Lui a construit sa vie en France, avec son épouse et ses enfants. Il a toutefois conservé des attaches en Ukraine. Ses parents et sa sœur vivent encore là-bas. « Je prends de leurs nouvelles, ils étaient réfugiés à Lviv, mais sont rentrés à Kyiv récemment. J’entends encore les sirènes au téléphone, mais ils sont rassurés de ne plus être encerclés par l’armée russe », décrit-il. Sa femme, elle, vient de Boutcha, une ville au nord de Kyiv, occupée pendant des semaines par les soldats russes, dans laquelle des centaines de civils ont été assassinés, violés, torturés. La Cour pénale internationale et dix États ont ouvert des enquêtes pour crimes de guerre commis par l’armée russe en Ukraine.

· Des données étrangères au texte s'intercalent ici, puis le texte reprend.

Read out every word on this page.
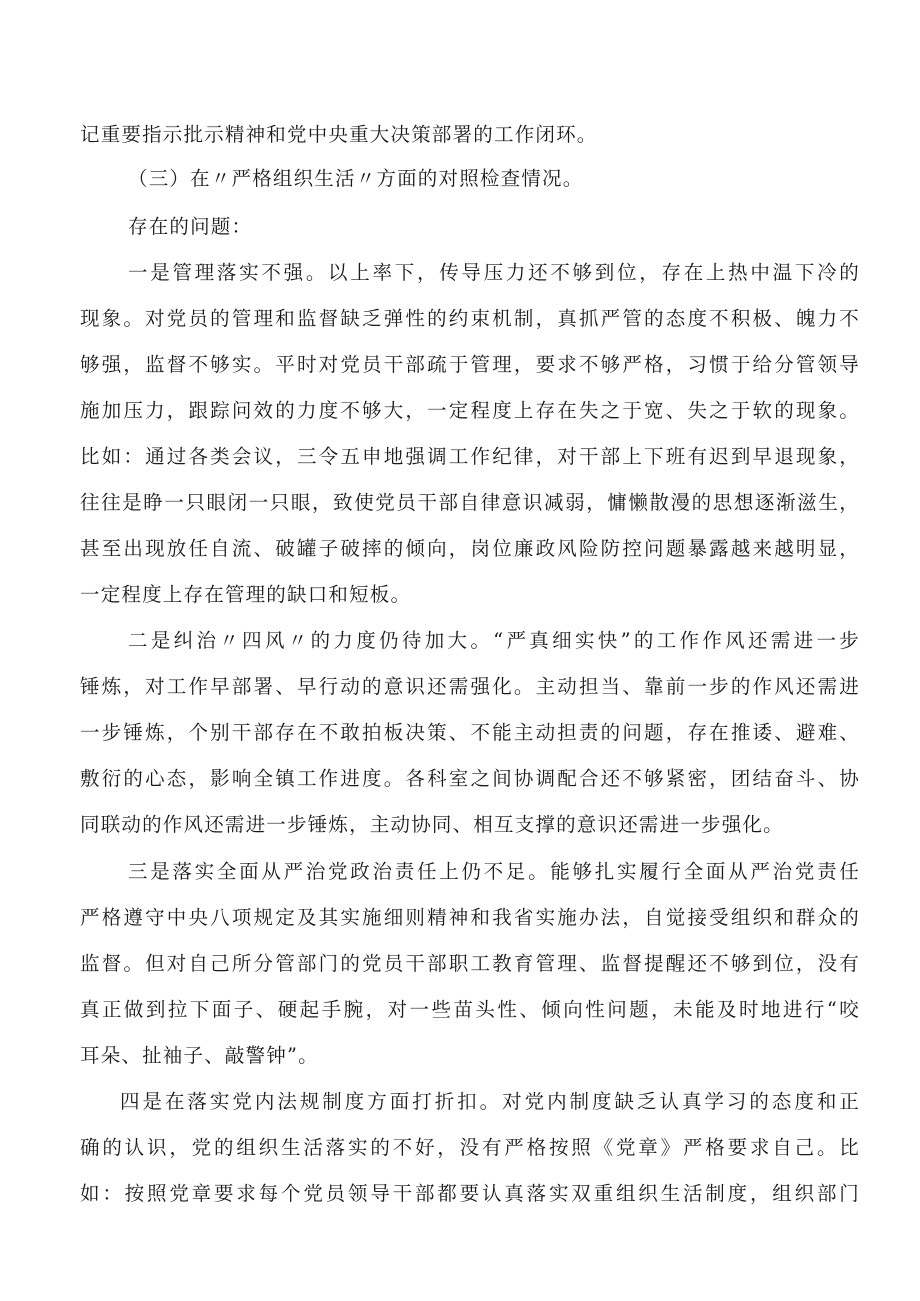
记重要指示批示精神和党中央重大决策部署的工作闭环。
（三）在〃严格组织生活〃方面的对照检查情况。
存在的问题：
一是管理落实不强。以上率下，传导压力还不够到位，存在上热中温下冷的
现象。对党员的管理和监督缺乏弹性的约束机制，真抓严管的态度不积极、魄力不
够强，监督不够实。平时对党员干部疏于管理，要求不够严格，习惯于给分管领导
施加压力，跟踪问效的力度不够大，一定程度上存在失之于宽、失之于软的现象。
比如：通过各类会议，三令五申地强调工作纪律，对干部上下班有迟到早退现象，
往往是睁一只眼闭一只眼，致使党员干部自律意识减弱，慵懒散漫的思想逐渐滋生，
甚至出现放任自流、破罐子破摔的倾向，岗位廉政风险防控问题暴露越来越明显，
一定程度上存在管理的缺口和短板。
二是纠治〃四风〃的力度仍待加大。“严真细实快”的工作作风还需进一步
锤炼，对工作早部署、早行动的意识还需强化。主动担当、靠前一步的作风还需进
一步锤炼，个别干部存在不敢拍板决策、不能主动担责的问题，存在推诿、避难、
敷衍的心态，影响全镇工作进度。各科室之间协调配合还不够紧密，团结奋斗、协
同联动的作风还需进一步锤炼，主动协同、相互支撑的意识还需进一步强化。
三是落实全面从严治党政治责任上仍不足。能够扎实履行全面从严治党责任
严格遵守中央八项规定及其实施细则精神和我省实施办法，自觉接受组织和群众的
监督。但对自己所分管部门的党员干部职工教育管理、监督提醒还不够到位，没有
真正做到拉下面子、硬起手腕，对一些苗头性、倾向性问题，未能及时地进行“咬
耳朵、扯袖子、敲警钟”。
四是在落实党内法规制度方面打折扣。对党内制度缺乏认真学习的态度和正
确的认识，党的组织生活落实的不好，没有严格按照《党章》严格要求自己。比
如：按照党章要求每个党员领导干部都要认真落实双重组织生活制度，组织部门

« Pour les ouvriers, Saint-Nazaire c’est l’endroit où ils travaillent et l’Ukraine, c’est là où ils ont leur vie, leur famille, leur maison », résume Roman. Ces ouvriers sont hébergés dans des appartements payés par leurs entreprises. Souvent en colocation, ils ne peuvent pas vivre au même endroit que leurs familles venues les rejoindre aujourd’hui. Dans cet entre-deux, leurs proches peinent à se projeter. « J’ai appelé beaucoup de familles pour leur demander si elles souhaitent rester ici ou rentrer en Ukraine. C’est là que j’ai senti l’incertitude, ils n’arrivent pas à savoir. C’est compliqué pour des personnes de 40, 50 ans, qui ont tout en Ukraine, de s’imaginer recommencer une vie ici », confie l’assistant administratif.

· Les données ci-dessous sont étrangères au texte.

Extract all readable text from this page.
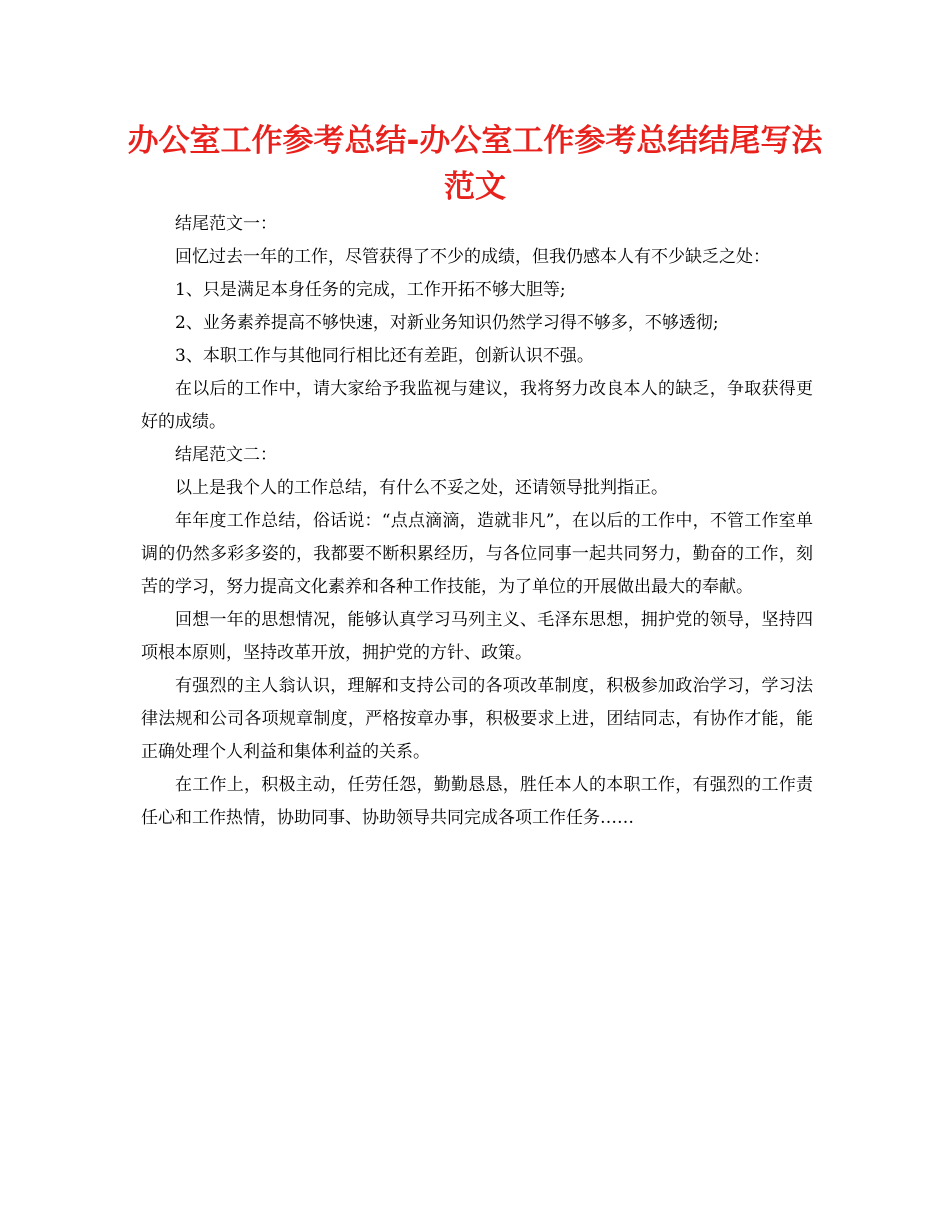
办公室工作参考总结-办公室工作参考总结结尾写法范文

结尾范文一：

回忆过去一年的工作，尽管获得了不少的成绩，但我仍感本人有不少缺乏之处：

1、只是满足本身任务的完成，工作开拓不够大胆等;

2、业务素养提高不够快速，对新业务知识仍然学习得不够多，不够透彻;

3、本职工作与其他同行相比还有差距，创新认识不强。

在以后的工作中，请大家给予我监视与建议，我将努力改良本人的缺乏，争取获得更好的成绩。

结尾范文二：

以上是我个人的工作总结，有什么不妥之处，还请领导批判指正。

年年度工作总结，俗话说：“点点滴滴，造就非凡”，在以后的工作中，不管工作室单调的仍然多彩多姿的，我都要不断积累经历，与各位同事一起共同努力，勤奋的工作，刻苦的学习，努力提高文化素养和各种工作技能，为了单位的开展做出最大的奉献。

回想一年的思想情况，能够认真学习马列主义、毛泽东思想，拥护党的领导，坚持四项根本原则，坚持改革开放，拥护党的方针、政策。

有强烈的主人翁认识，理解和支持公司的各项改革制度，积极参加政治学习，学习法律法规和公司各项规章制度，严格按章办事，积极要求上进，团结同志，有协作才能，能正确处理个人利益和集体利益的关系。

在工作上，积极主动，任劳任怨，勤勤恳恳，胜任本人的本职工作，有强烈的工作责任心和工作热情，协助同事、协助领导共同完成各项工作任务……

Travailler pour éviter le déclassement

Dans le centre-ville, un ancien magasin de jouets abrite le cœur battant de la solidarité nazairienne : l’association Droujba, un mot qui signifie « amitié » en ukrainien et en russe. Fondée au lendemain de l’invasion russe par trois Ukrainiennes qui vivent en France, l’association fédère 200 bénévoles, qui récupèrent des dons, distribuent des denrées alimentaires, envoient en Ukraine des vêtements ou du matériel médical. L’organisation avance à tâtons, s’adapte, agit dans l’urgence. Elle propose des cours de français, de dessin, de sport et des ateliers pour les enfants…

Jean-François Mahot, vice-président de l'association Droujba.
Jean-François Mahot
Jean-François Mahot, vice-président de l’association Droujba, cherche un carton pour préparer un colis d’aide à l’Ukraine.
©Teresa Suarez

Au rez-de-chaussée, un homme, casquette sur la tête, entre timidement dans les locaux où des dizaines de kilos d’aliments sont disposés sur des tables. Paul*, trentenaire, ingénieur en construction navale, vient tout juste d’arriver en ville. Parti de Mikolayiv, il est passé par la Pologne, puis l’Estonie et a décidé de venir ici pour travailler au chantier. Alors qu’on lui donne un sac rempli de biens de première nécessité, il repart discrètement, sans oser demander davantage d’aide.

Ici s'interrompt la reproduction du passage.